Pope Benedict proclaimed the "Pauline Year," 12 months of events starting on June 29, to honor the great evangelizer of the early Church martyred in the year 64 under the Emperor Nero.
The event has taken on a contemporary twist in Turkey, where the state keeps tight control on religion, and figured in a German debate between Muslims aiming to build mosques there and bishops calling for more churches in Muslim countries.
The main issue in Turkey is a Catholic request for a former church, which was confiscated by the state in 1943 and is now a museum, to be turned back into a house of worship for pilgrims coming to Tarsus during the Pauline Year and afterwards.
"We think this could be a good sign of religious freedom in Turkey," Bishop Luigi Padovese, apostolic administrator for the Anatolia, told Reuters. "We have big hopes and our hopes have a firm foundation."
Local officials have cooperated in planning for the hundreds of thousands of pilgrims expected during the year and Prime Minister Tayyip Erdogan might attend an inaugural ceremony in Tarsus on June 21, he said.
A decision to turn the museum over to the Catholics, who say they would allow all Christian denominations to use it, would be a positive step in a country where cautious efforts at expanding religious rights in recent years seem to have been put on hold.
Erdogan, whose AK Party has its roots in political Islam, raised hopes in recent years among Turkey's 100,000-strong Christian community by stressing greater rights for religion as part of a liberalization needed to join the European Union.
But a bid to scrap one constraint -- a ban on Islamic headscarves at universities -- has landed him in a legal clash with the secularist elite.
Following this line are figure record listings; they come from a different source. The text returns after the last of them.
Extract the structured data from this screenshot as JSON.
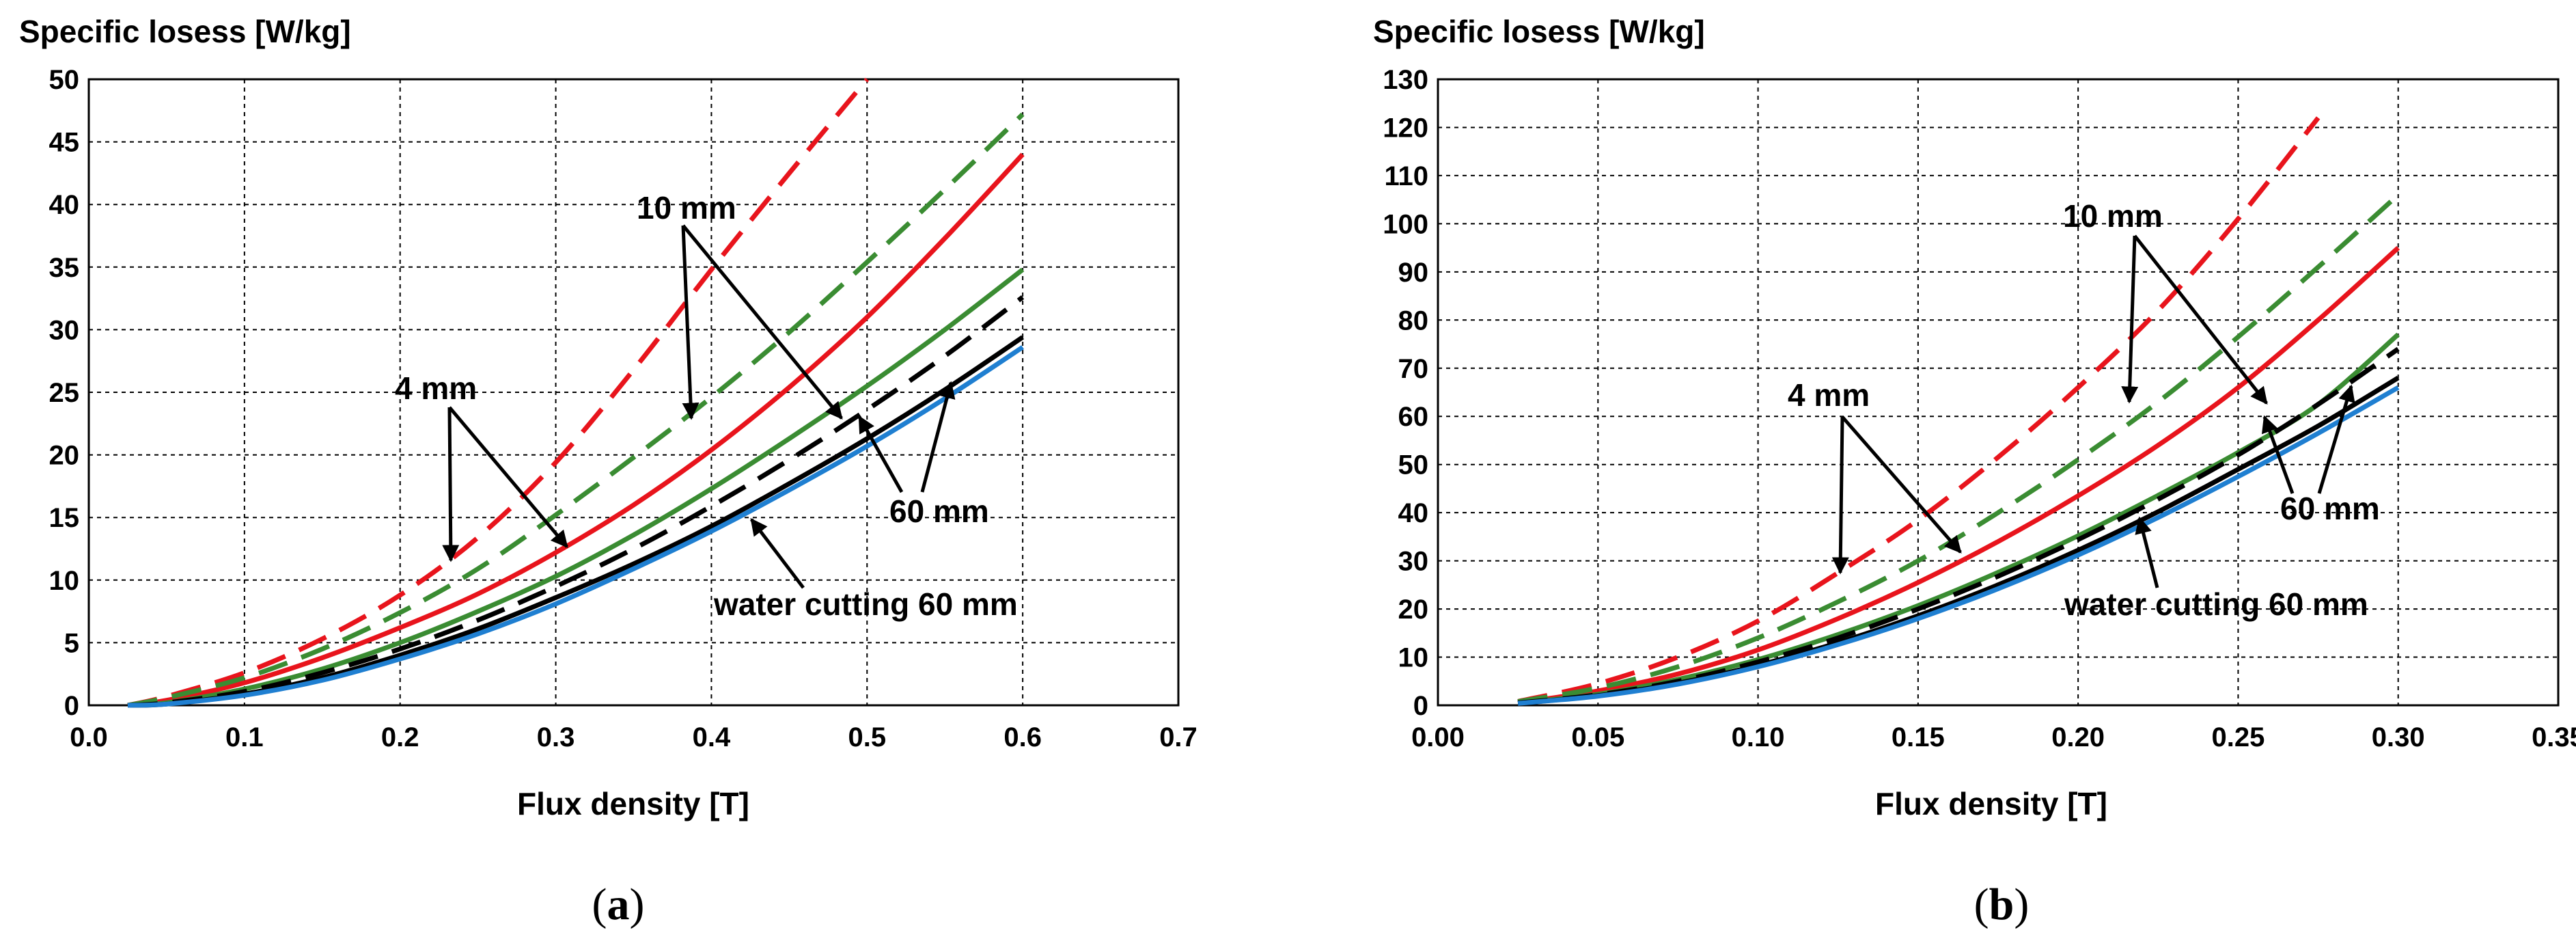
{
  "chart_data": [
    {
      "type": "line",
      "panel_label": "a",
      "title": "Specific losess [W/kg]",
      "xlabel": "Flux density [T]",
      "ylabel": "Specific losess [W/kg]",
      "xlim": [
        0.0,
        0.7
      ],
      "ylim": [
        0,
        50
      ],
      "x_ticks": [
        "0.0",
        "0.1",
        "0.2",
        "0.3",
        "0.4",
        "0.5",
        "0.6",
        "0.7"
      ],
      "y_ticks": [
        "0",
        "5",
        "10",
        "15",
        "20",
        "25",
        "30",
        "35",
        "40",
        "45",
        "50"
      ],
      "grid": true,
      "x": [
        0.025,
        0.05,
        0.1,
        0.15,
        0.2,
        0.25,
        0.3,
        0.35,
        0.4,
        0.45,
        0.5,
        0.55,
        0.6
      ],
      "series": [
        {
          "name": "4 mm",
          "style": "dashed",
          "color": "#e8141c",
          "values": [
            0.0,
            0.7,
            2.6,
            5.3,
            8.8,
            13.4,
            19.4,
            26.8,
            34.8,
            42.5,
            50.0,
            null,
            null
          ]
        },
        {
          "name": "4 mm",
          "style": "solid",
          "color": "#e8141c",
          "values": [
            0.0,
            0.4,
            1.8,
            3.8,
            6.2,
            8.9,
            12.2,
            16.0,
            20.4,
            25.4,
            31.0,
            37.3,
            44.0
          ]
        },
        {
          "name": "10 mm",
          "style": "dashed",
          "color": "#3a8c32",
          "values": [
            0.0,
            0.6,
            2.2,
            4.5,
            7.4,
            10.9,
            15.2,
            19.8,
            24.6,
            29.8,
            35.4,
            41.2,
            47.2
          ]
        },
        {
          "name": "10 mm",
          "style": "solid",
          "color": "#3a8c32",
          "values": [
            0.0,
            0.2,
            1.3,
            2.9,
            5.0,
            7.5,
            10.3,
            13.6,
            17.3,
            21.3,
            25.5,
            30.0,
            34.8
          ]
        },
        {
          "name": "60 mm",
          "style": "dashed",
          "color": "#000000",
          "values": [
            0.0,
            0.2,
            1.1,
            2.6,
            4.5,
            6.8,
            9.5,
            12.5,
            15.9,
            19.6,
            23.6,
            27.9,
            32.6
          ]
        },
        {
          "name": "60 mm",
          "style": "solid",
          "color": "#000000",
          "values": [
            0.0,
            0.1,
            0.9,
            2.2,
            4.0,
            6.1,
            8.6,
            11.3,
            14.3,
            17.7,
            21.3,
            25.2,
            29.4
          ]
        },
        {
          "name": "water cutting 60 mm",
          "style": "solid",
          "color": "#1f7fd1",
          "values": [
            0.0,
            0.1,
            0.8,
            2.0,
            3.7,
            5.7,
            8.1,
            10.9,
            13.9,
            17.2,
            20.7,
            24.5,
            28.6
          ]
        }
      ],
      "annotations": [
        "10 mm",
        "4 mm",
        "60 mm",
        "water cutting 60 mm"
      ]
    },
    {
      "type": "line",
      "panel_label": "b",
      "title": "Specific losess [W/kg]",
      "xlabel": "Flux density [T]",
      "ylabel": "Specific losess [W/kg]",
      "xlim": [
        0.0,
        0.35
      ],
      "ylim": [
        0,
        130
      ],
      "x_ticks": [
        "0.00",
        "0.05",
        "0.10",
        "0.15",
        "0.20",
        "0.25",
        "0.30",
        "0.35"
      ],
      "y_ticks": [
        "0",
        "10",
        "20",
        "30",
        "40",
        "50",
        "60",
        "70",
        "80",
        "90",
        "100",
        "110",
        "120",
        "130"
      ],
      "grid": true,
      "x": [
        0.025,
        0.05,
        0.075,
        0.1,
        0.125,
        0.15,
        0.175,
        0.2,
        0.225,
        0.25,
        0.275,
        0.3
      ],
      "series": [
        {
          "name": "4 mm",
          "style": "dashed",
          "color": "#e8141c",
          "values": [
            0.8,
            4.5,
            10.0,
            17.5,
            27.5,
            38.5,
            51.5,
            66.0,
            82.0,
            101.0,
            122.0,
            null
          ]
        },
        {
          "name": "4 mm",
          "style": "solid",
          "color": "#e8141c",
          "values": [
            0.5,
            3.0,
            6.5,
            11.5,
            18.0,
            25.5,
            34.0,
            43.5,
            54.0,
            66.0,
            80.0,
            95.0
          ]
        },
        {
          "name": "10 mm",
          "style": "dashed",
          "color": "#3a8c32",
          "values": [
            0.8,
            3.6,
            8.0,
            14.0,
            21.5,
            30.0,
            40.0,
            51.0,
            63.0,
            76.5,
            91.0,
            106.0
          ]
        },
        {
          "name": "10 mm",
          "style": "solid",
          "color": "#3a8c32",
          "values": [
            0.5,
            2.3,
            5.4,
            9.5,
            14.7,
            20.7,
            27.6,
            35.2,
            43.6,
            52.5,
            62.5,
            77.0
          ]
        },
        {
          "name": "60 mm",
          "style": "dashed",
          "color": "#000000",
          "values": [
            0.5,
            2.2,
            5.0,
            9.0,
            14.0,
            20.0,
            26.8,
            34.4,
            42.8,
            52.0,
            62.5,
            74.0
          ]
        },
        {
          "name": "60 mm",
          "style": "solid",
          "color": "#000000",
          "values": [
            0.4,
            2.0,
            4.6,
            8.3,
            13.0,
            18.6,
            25.0,
            32.2,
            40.2,
            49.0,
            58.0,
            68.0
          ]
        },
        {
          "name": "water cutting 60 mm",
          "style": "solid",
          "color": "#1f7fd1",
          "values": [
            0.4,
            1.9,
            4.4,
            8.0,
            12.6,
            18.0,
            24.2,
            31.2,
            39.0,
            47.5,
            56.5,
            66.0
          ]
        }
      ],
      "annotations": [
        "10 mm",
        "4 mm",
        "60 mm",
        "water cutting 60 mm"
      ]
    }
  ]
}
By late June, the Supreme Court may have banned him from belonging to a political party.
CROSS AND ICONS
The only church in Tarsus is a simple medieval building with bare walls and no cross. Confiscated in 1943, it was used by the army and later as a museum. "There's only the building, with nothing special in it. Not much of a museum," Padovese said.
Local officials have long allowed priests to say Mass in the Tarsus church if they remove the cross and all other religious items immediately afterwards. They recently stopped charging the museum entrance fee, something the worshippers resented.
But turning it back into a church would mean it could have a cross and icons whenever pilgrims visit it, Padovese said. "This empty building is not a church," he added. "Imagine how it feels to pray in a museum with no cross."
Tarsus Mayor Burhanettin Kocamaz said he had also received a request to build a church there. "We do not support one project over another, as we don't have the authority to decide," he said. "We will apply whichever decision the government makes."
Erdogan's office did not answer requests for a comment on how the government in Ankara saw the issue in Tarsus.
Catholic bishops in Germany have taken up the Tarsus church issue as part of a larger effort by the Vatican to have Muslim countries allow more rights for Christians in parallel to the freedom Muslims have to build mosques in western states.
A delegation of bishops will visit the city in September and many dioceses there are organizing pilgrimages, Padovese said.
Cologne Cardinal Joachim Meisner, who has criticized plans by Turks in Germany to build a large mosque there, has written to Erdogan to ask his help with the Tarsus project. He has also mentioned the possibility of building a church in the city.
Meisner, a friend of Pope Benedict, has said a functioning church in Tarsus would be "a strong sign of understanding and would help balance things out here in Cologne." He has denied this was meant as an ultimatum to Ankara.